What are we ashamed of...

Why am I not ashamed of showing abusive hand gestures, but feel embarrassed to use the sign of the cross?

Why am I not ashamed of singing aloud a song with raunchy lyrics, but blush if caught humming a hymn?

Why am I not ashamed of slapping someone publicly but lack the courage to apologize even in private?

Why am I not ashamed of wearing t-shirts carrying obscene messages but hide the cross around my neck?

Why am I not ashamed of spreading rumors to debase someone but shy away from spreading the Good News?

Why am I not ashamed of hearing a dirty joke but wouldn't want to be caught dead listening to religious podcast?

Why am I not ashamed of reading a racy novel again and again, but feel embarrassed to be seen with a bible?
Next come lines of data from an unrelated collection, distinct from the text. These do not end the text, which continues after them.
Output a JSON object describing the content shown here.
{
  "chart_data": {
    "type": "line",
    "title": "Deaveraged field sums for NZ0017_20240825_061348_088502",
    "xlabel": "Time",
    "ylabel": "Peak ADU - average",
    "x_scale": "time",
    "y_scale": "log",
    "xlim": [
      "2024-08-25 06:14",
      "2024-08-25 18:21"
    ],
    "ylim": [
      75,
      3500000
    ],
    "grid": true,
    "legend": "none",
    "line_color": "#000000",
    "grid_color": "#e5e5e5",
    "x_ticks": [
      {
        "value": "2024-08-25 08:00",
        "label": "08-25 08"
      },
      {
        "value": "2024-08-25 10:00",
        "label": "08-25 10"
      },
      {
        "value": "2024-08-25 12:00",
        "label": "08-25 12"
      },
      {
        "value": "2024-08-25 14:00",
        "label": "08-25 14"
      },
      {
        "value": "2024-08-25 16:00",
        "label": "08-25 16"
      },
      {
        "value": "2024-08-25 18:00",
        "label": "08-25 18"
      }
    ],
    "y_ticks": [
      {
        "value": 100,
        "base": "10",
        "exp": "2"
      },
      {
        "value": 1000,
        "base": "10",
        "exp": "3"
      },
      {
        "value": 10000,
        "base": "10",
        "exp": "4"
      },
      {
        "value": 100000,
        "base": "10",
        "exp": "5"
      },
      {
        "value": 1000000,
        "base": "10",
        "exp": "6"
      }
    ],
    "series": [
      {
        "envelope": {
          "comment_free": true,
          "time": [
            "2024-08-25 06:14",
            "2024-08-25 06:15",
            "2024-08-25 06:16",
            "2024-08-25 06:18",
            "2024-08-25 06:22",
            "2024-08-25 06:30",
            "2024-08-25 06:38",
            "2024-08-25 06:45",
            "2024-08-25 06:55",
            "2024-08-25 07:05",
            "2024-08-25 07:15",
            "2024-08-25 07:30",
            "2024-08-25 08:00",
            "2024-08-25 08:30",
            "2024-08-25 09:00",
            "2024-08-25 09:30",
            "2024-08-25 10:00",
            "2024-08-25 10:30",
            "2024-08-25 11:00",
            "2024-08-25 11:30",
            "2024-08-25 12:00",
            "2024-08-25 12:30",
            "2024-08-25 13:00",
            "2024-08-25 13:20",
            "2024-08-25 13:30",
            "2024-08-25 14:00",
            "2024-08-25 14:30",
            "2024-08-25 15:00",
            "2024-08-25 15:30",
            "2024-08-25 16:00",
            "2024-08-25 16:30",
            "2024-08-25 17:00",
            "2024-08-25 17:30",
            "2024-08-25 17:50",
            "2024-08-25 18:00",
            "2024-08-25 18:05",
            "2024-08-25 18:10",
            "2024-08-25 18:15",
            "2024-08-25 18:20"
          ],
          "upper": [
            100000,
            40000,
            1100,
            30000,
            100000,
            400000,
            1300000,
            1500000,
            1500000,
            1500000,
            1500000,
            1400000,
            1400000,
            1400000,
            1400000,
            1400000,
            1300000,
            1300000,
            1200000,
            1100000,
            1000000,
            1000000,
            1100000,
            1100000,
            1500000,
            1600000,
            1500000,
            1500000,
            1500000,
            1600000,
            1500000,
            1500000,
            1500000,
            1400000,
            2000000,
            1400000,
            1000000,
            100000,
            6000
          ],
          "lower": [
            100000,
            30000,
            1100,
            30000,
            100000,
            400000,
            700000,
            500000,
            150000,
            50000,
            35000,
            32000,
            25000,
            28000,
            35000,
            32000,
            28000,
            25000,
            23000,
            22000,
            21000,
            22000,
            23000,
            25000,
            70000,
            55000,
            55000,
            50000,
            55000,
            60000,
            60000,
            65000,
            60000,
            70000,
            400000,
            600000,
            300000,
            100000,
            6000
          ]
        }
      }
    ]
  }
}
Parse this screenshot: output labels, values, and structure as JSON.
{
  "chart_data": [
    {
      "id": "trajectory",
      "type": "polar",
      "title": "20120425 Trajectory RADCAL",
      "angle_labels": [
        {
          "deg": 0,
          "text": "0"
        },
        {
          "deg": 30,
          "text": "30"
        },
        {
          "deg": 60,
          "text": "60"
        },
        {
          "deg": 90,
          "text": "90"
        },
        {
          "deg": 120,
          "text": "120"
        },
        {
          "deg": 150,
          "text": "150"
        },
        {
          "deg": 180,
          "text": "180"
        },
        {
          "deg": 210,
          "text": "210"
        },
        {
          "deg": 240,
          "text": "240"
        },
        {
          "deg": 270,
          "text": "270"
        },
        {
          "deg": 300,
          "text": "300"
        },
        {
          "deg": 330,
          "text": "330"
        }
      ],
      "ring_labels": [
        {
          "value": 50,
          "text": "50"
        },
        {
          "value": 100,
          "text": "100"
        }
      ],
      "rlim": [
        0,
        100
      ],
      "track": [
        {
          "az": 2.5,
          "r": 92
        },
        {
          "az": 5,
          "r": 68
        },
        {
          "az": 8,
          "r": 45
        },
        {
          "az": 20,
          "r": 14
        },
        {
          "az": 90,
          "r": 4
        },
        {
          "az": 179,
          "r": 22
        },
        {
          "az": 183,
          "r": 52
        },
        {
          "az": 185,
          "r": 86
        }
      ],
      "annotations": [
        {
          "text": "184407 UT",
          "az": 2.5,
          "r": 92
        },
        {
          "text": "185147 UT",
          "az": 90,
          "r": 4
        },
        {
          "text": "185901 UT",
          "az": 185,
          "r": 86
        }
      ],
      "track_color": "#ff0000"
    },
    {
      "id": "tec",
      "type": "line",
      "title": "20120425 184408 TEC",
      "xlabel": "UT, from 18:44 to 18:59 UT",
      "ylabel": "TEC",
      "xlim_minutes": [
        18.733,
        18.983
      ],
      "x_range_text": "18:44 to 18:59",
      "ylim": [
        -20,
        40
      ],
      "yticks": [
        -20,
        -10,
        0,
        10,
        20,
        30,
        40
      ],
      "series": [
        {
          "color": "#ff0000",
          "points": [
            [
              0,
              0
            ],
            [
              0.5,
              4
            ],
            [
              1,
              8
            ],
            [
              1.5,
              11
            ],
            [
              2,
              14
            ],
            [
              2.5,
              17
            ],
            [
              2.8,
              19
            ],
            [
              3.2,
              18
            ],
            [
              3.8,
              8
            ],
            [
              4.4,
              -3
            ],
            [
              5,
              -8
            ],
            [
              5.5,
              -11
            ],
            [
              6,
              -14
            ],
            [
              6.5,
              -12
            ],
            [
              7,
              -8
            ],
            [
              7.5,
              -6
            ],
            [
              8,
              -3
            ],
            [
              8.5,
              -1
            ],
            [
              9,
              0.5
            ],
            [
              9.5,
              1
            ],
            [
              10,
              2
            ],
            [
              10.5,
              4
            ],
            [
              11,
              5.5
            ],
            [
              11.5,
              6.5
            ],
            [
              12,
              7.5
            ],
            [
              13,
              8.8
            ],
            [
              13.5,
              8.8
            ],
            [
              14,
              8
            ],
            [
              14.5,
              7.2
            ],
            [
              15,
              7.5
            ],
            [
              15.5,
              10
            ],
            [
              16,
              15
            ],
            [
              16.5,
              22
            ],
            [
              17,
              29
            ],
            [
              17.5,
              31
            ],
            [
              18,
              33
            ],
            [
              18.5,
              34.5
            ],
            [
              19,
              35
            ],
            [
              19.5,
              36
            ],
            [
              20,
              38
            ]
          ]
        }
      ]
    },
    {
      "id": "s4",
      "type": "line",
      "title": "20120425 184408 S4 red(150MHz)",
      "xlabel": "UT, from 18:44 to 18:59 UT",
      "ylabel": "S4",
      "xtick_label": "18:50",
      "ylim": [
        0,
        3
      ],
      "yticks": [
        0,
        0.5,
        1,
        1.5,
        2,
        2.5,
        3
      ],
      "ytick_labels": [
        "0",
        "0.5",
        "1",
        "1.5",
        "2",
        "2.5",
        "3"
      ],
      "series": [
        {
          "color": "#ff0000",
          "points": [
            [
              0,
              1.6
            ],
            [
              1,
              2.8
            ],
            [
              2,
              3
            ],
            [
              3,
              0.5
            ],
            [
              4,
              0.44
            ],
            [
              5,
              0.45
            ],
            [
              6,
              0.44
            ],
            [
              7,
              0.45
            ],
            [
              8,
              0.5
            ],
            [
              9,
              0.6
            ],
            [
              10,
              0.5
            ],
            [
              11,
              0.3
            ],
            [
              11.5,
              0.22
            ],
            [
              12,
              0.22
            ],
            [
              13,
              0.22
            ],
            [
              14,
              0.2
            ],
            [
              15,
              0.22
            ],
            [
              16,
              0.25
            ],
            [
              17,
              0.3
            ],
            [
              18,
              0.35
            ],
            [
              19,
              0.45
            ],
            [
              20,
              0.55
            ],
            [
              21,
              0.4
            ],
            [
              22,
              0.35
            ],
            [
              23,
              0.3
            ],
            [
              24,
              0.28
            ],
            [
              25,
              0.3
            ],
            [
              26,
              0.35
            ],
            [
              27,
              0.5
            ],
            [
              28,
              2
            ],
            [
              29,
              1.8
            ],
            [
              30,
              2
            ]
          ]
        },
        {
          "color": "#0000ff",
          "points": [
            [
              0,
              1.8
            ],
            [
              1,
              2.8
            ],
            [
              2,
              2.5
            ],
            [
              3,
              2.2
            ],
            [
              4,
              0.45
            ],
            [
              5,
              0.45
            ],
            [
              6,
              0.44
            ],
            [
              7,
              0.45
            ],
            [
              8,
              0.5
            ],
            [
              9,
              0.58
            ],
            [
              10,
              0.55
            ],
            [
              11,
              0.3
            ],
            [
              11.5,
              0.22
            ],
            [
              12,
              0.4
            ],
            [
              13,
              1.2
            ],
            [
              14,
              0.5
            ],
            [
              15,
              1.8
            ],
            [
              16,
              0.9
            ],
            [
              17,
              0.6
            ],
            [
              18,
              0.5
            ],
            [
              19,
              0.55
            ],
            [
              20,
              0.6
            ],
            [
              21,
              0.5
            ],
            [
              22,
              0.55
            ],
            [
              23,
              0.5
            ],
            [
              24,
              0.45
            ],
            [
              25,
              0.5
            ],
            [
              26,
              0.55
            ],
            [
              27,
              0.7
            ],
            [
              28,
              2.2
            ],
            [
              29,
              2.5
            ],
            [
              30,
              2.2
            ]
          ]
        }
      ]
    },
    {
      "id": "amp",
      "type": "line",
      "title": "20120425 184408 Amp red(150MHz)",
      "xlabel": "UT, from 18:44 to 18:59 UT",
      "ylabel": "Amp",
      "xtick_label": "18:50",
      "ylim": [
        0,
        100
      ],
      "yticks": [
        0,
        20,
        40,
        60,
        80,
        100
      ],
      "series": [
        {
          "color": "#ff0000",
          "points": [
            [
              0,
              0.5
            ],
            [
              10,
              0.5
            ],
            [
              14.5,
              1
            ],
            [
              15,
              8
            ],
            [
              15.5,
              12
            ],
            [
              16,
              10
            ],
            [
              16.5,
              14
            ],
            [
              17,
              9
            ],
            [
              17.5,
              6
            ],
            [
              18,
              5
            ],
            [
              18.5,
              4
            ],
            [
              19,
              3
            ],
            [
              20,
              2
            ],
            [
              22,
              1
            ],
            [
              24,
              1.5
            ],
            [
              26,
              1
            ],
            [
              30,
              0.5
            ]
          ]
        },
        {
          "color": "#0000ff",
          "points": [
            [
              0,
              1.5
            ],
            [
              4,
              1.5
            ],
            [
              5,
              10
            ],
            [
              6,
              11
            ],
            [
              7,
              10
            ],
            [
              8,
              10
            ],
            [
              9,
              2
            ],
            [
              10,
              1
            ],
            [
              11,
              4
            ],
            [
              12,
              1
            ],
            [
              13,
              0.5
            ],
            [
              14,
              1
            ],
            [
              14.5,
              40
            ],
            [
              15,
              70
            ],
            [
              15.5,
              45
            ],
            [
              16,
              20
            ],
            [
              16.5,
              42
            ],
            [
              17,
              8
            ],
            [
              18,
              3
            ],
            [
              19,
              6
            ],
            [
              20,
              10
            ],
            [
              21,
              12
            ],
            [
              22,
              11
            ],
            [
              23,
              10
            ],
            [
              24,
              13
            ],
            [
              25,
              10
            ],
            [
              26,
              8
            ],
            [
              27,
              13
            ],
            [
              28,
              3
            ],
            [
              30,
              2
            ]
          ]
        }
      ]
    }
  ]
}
Oh, I could list many more! What kind of culture do I live in, where every condemnable act is commended and the fine art of practicing a religion is frowned upon!

It is 'cool' and 'hip' to sprinkle a talk with as many abuses as possible(and no I am not talking about the occasional rant) and it is a 'fad' to dress up as cheaply as can be allowed(cheap not in cost, cheap means tasteless and vulgar) among the youth and many who have well surpassed the age to be called a youth.

Call it peer pressure or attack of media or blame it on globalization or whatever else that pleases you, but the fact remains that in today's age, more than in any other time or age of this world, is it possible to behave in filthy way and get applauded for it too!

The question which arises is that how is the broadening of our mind and freedom leading us to lewd and profane lifestyle, why and how can the educated and seemingly wise world can't even differentiate between what is good and what is not and still boast of advancement and progress?

And what kind of a progress is it indeed, if it takes us back to being primitive and senseless!


I am young, educated, liberated. So why am I so very much ashamed of doing the right and the good and why don't I give a second thought before something crude!

Luke 9:26 If anyone is ashamed of me and my words, the Son of Man will be ashamed of him when he comes in his glory and in the glory of the Father and of the holy angels.